When it comes to kicking off (or growing) an analytics initiative, there’s an obstacle right out of the gate. It’s building the business case — the effort of persuading budget holders and other stakeholders that an investment in analytics will yield positive outcomes, which really means asking:
- For investment, not budget.
- For commitment, not approval.
- For agreement to disruption, not agreement to change.
I know that’s hard, because I’ve heard you. In my conversations with clients, I frequently hear some version of:
- “Where do we start?”
- “What’s everyone else doing?”
- “We’ve tried this and failed before.”
- “I get dirty looks if I even say the word analytics.”
Yikes. Each of these are objections, even if they don’t necessarily sound like it. And objections like these squash too many programs — or tether programs that might otherwise flourish to small projects that don’t result in behavioral change.

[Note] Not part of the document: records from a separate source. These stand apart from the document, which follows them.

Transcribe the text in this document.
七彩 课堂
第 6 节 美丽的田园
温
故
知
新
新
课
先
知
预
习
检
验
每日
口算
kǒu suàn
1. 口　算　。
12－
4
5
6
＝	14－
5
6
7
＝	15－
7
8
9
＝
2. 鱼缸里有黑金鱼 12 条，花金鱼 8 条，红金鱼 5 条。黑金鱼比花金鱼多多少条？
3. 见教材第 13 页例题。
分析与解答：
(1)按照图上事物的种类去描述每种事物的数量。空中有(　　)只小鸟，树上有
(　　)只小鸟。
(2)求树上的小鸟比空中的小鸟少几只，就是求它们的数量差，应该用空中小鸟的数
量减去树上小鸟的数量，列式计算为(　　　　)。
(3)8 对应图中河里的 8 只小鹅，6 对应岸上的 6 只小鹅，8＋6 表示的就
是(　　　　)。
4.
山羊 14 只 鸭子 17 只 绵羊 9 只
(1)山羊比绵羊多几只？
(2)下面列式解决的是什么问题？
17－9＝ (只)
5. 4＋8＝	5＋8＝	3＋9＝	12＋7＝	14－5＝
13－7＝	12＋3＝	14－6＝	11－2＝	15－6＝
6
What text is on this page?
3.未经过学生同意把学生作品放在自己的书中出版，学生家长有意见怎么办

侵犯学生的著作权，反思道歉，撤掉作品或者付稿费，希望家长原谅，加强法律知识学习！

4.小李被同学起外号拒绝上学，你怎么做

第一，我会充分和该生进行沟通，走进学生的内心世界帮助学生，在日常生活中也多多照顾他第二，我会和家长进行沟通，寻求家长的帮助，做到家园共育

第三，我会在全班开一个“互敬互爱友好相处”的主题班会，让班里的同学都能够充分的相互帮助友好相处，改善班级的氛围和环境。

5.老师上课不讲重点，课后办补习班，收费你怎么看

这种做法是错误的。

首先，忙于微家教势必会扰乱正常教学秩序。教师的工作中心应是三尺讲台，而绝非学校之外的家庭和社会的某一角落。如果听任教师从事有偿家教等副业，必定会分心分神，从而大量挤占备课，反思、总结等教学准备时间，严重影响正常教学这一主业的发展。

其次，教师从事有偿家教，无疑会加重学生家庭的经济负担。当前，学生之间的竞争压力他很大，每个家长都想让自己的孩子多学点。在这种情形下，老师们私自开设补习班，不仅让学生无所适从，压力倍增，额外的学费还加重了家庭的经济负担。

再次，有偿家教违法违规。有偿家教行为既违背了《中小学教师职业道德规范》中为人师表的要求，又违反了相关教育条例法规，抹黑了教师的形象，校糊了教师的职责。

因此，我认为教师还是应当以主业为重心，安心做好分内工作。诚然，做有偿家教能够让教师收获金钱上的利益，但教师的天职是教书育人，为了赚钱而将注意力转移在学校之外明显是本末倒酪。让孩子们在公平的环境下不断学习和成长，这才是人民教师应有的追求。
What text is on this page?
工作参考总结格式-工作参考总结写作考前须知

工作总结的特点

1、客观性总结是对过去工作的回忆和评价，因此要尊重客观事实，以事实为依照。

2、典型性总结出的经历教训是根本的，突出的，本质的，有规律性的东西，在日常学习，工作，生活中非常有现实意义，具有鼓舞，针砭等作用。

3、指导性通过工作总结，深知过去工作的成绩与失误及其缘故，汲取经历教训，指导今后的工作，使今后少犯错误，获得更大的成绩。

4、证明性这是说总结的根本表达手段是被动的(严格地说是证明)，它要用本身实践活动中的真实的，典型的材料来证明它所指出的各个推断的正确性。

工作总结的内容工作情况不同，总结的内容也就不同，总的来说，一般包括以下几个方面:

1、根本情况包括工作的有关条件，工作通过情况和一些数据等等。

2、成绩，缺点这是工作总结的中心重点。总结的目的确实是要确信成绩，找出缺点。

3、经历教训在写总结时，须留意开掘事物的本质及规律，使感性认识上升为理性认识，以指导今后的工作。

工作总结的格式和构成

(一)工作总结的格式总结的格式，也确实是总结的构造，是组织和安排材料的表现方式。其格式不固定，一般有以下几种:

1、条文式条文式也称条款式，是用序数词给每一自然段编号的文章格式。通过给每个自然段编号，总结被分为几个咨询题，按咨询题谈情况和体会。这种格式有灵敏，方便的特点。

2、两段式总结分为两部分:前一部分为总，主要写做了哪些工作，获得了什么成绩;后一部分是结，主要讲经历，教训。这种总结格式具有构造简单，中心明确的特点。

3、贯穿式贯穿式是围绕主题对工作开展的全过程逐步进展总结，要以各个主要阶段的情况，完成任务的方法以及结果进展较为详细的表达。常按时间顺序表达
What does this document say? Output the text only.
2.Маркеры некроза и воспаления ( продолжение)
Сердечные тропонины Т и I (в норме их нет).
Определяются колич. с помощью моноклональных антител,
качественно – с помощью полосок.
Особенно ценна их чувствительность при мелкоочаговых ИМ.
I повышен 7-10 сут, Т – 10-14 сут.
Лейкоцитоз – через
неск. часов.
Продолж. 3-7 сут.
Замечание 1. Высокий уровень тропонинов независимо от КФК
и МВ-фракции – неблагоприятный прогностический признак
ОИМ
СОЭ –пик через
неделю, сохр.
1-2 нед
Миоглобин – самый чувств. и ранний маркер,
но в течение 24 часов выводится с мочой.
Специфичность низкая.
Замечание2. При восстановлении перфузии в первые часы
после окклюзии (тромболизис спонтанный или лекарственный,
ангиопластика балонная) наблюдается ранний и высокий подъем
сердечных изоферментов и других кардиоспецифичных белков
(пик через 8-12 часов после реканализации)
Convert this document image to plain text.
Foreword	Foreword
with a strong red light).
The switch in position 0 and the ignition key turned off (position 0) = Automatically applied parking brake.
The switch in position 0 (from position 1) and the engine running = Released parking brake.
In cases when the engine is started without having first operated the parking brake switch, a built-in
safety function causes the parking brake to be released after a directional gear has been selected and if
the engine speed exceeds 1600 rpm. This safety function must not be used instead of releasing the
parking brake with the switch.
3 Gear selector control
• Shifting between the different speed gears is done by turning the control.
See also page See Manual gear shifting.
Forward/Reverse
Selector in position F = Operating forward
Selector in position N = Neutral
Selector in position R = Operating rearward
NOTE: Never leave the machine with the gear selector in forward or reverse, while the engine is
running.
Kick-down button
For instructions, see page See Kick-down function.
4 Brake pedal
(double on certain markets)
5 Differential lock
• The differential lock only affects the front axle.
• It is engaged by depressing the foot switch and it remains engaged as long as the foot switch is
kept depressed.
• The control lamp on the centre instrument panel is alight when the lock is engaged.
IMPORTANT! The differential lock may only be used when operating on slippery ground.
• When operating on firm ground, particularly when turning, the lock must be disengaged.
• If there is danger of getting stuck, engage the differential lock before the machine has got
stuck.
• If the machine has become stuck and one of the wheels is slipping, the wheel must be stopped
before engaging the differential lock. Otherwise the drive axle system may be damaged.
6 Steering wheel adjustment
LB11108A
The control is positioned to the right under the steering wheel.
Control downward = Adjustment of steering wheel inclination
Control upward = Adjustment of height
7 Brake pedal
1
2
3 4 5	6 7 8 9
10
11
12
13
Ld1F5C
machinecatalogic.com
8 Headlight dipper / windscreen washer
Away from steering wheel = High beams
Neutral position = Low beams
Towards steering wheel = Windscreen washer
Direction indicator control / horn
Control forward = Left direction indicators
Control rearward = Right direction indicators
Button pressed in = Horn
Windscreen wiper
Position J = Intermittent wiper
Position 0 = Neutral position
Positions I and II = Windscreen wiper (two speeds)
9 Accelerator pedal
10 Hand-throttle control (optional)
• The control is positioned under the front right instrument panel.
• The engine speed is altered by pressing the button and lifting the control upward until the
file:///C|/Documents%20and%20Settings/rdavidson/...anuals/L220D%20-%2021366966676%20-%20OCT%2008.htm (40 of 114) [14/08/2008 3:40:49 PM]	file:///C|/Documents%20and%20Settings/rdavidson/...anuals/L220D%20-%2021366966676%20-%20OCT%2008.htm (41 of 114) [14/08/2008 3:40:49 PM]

So I’m here to remind you (in accordance with those current “I don’t know who needs to hear this” memes) of the following:
I don’t know who needs to hear this, but analytics initiatives don’t usually come with a magician’s reveal — they come instead with hypotheses and insights.
So please, give yourself permission (and seek explicit permission) to:
- Stop thinking that everyone has this figured out. The grass is always greener, right? But there’s really no map — no road, well, more traveled. It’s not likely that your competitors have figured this all out. Fewer than one in 10 firms are advanced with insights. (Hat tip to James McCormick.)
- Call “them” out for grading you. Who’s “them”? I don’t know, but you do. There are likely naysayers at your organization who are behaving as if analytics teams need to prove their value rather than act as collaborators. Reject the idea of being graded. Focus on allies, and encourage everyone to understand that you’re all in this together.
- Focus on a small number of defined, articulated, meaningful milestones. You don’t need a grand vision, but you do need a plan. The plan needs to address specific gaps in insights that stall decision making at your organization or lead to bad ones. Find a problem to fix. Wrap some scope around it. Identify and share the dependencies. Fail, and capture what you learned — or succeed. Either way, do it with a story. (Hat tip to Cinny Little.)
Perfection isn’t the goal out of the gate, nor is the expectation of the magician’s reveal fair to you. Stay your course.